I flew home to Massachusetts just prior to Memorial Day. For my flight back in February, I packed a stump work project for the plane. I thought that because the pieces were small, it would be easy to work on my tray table. Was I ever wrong! the pieces threatened to go everywhere, there were too many thread colors, and the light was too poor for that type of intricate work. I had given up by the time my beverage came.

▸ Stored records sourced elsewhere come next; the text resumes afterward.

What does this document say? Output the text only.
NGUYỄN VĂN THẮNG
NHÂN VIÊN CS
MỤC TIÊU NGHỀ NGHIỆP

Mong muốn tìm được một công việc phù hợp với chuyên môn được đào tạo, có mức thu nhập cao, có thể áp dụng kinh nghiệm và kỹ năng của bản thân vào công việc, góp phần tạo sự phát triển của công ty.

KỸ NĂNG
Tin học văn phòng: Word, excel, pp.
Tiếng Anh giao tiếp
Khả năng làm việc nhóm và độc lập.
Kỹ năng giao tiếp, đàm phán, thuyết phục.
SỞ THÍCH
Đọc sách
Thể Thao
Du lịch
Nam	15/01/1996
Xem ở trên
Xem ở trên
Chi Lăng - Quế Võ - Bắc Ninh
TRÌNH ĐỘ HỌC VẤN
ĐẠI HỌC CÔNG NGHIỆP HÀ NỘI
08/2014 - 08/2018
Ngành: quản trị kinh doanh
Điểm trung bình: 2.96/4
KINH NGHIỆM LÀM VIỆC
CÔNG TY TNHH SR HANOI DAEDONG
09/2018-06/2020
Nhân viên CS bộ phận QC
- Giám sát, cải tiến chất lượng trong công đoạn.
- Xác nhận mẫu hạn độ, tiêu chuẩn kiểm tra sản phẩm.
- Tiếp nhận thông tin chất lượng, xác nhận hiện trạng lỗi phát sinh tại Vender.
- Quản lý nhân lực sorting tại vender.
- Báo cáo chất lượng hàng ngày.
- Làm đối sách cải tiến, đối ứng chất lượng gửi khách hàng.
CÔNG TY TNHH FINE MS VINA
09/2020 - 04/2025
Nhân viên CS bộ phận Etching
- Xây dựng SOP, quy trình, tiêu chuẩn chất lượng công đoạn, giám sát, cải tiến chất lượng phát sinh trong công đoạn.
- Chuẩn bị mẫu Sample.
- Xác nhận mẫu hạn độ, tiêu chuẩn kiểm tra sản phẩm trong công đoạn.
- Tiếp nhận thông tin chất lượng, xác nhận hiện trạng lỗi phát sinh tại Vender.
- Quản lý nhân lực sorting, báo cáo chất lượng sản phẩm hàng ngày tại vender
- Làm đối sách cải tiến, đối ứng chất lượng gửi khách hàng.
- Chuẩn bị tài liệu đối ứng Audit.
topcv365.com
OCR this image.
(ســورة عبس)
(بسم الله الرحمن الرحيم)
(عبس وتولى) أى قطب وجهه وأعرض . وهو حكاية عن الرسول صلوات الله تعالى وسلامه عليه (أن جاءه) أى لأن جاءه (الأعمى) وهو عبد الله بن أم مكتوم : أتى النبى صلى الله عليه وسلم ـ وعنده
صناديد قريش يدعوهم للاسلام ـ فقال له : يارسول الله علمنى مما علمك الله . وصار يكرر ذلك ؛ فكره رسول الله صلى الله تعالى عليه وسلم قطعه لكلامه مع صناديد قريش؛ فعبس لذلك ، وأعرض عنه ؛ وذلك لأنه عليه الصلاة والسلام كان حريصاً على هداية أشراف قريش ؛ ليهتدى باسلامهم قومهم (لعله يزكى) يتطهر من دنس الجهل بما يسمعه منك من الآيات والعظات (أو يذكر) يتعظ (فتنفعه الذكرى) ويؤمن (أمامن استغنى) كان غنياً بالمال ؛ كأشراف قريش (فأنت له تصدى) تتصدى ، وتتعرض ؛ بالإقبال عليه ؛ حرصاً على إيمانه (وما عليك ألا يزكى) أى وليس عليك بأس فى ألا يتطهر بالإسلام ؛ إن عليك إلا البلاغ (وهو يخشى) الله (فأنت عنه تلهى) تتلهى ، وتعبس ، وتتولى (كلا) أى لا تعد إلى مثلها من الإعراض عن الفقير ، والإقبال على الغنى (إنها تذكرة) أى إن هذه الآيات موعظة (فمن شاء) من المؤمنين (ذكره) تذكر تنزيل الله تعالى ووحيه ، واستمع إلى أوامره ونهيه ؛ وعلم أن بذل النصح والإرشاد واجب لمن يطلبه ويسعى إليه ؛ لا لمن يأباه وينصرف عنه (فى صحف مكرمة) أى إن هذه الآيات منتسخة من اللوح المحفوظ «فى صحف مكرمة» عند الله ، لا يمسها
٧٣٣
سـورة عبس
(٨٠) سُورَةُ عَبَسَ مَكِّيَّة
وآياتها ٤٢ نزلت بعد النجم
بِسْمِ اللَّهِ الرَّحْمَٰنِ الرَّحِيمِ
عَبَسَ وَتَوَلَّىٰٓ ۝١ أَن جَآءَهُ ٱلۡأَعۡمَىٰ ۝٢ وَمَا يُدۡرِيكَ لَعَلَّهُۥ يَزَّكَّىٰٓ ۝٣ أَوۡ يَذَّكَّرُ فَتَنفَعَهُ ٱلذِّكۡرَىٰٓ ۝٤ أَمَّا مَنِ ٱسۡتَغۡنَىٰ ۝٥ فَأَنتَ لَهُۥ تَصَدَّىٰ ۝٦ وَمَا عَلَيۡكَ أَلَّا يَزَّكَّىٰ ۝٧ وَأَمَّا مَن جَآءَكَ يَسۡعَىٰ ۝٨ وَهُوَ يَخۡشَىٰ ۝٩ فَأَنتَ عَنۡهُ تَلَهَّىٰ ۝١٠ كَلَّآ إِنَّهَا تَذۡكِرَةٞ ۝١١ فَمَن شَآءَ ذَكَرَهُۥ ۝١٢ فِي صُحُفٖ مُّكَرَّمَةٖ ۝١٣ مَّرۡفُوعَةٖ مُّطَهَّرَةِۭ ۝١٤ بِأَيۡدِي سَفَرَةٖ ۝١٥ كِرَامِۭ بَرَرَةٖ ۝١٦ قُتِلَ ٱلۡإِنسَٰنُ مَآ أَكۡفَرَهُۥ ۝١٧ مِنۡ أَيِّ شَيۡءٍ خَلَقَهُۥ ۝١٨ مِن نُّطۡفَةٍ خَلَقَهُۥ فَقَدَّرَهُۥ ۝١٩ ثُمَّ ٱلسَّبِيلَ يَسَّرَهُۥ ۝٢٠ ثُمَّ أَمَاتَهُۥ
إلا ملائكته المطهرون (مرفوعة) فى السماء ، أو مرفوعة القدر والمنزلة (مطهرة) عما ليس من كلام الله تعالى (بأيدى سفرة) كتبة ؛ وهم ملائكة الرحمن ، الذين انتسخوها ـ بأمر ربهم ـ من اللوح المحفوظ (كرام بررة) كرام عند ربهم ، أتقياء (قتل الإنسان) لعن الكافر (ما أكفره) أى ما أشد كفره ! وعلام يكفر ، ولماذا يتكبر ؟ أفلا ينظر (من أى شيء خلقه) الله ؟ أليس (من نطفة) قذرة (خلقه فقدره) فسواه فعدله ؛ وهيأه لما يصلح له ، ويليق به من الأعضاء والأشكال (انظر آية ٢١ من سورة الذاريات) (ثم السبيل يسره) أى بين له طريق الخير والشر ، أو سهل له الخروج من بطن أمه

This trip I resolved to do better. A few weeks before I left, I started a monotone sampler on 28-count linen. It was a straight forward pattern, so I decided to stop stitching and save the project for the plane. It was perfect. I worked about quarter of it during my flights. The fabric holes were big enough to see in dim light and it was contained enough that I didn't elbow my neighbors even though I was in the middle seat. Plus my sewing kit was much simpler. Here you can see it. I carried a tin with my floss, scissors and needles, and kept it, my hoop, pattern and fabric in a woven envelope my mother once gave me. Perfect!
Only one problem. I stitched so much of it, I got a little addicted. When I found out that my stitching shop in Massachusetts would be closing in a few months, I decided to stitch faster so that I could finish it and bring it to the shop for framing during this trip. It is a gift, so I can't show it all yet, but needless to say, it is at the framers along with another sampler I finished last month--one of my resolution projects.
Unfortunately, this means that I've been in Massachusetts for two weeks and haven't yet stitched on my WELCOME. That may be coming home with me so that I can finish it up before Hoops and Needles closes for good. Ellen, the shop proprietor, says that she may still keep framing on the side. She does the best work around, so I am encouraged, but want to finish the WELCOME as quickly as possible. Besides, my husband has a blank wall ready to hang it!
One additional comment about my travels. I sat between a man and a woman on my first flight, and as I often find when I stitch in public, the man was the more curious of the two. Men inevitably say something like, "no one does that type of hand work anymore" and it always takes me by surprise. In this case I was wondering who might have done the hand work that he was recalling, but as I was thinking up a suitable reply he said something that really threw me. After watching for about 30 minutes, he declared, "I guess I could take up something like that if I were faced with a long prison term and could really concentrate on it." Wow! Good to know he is prepared for anything! He looked like a nice man though, so I don't think he will be taking up stitching soon.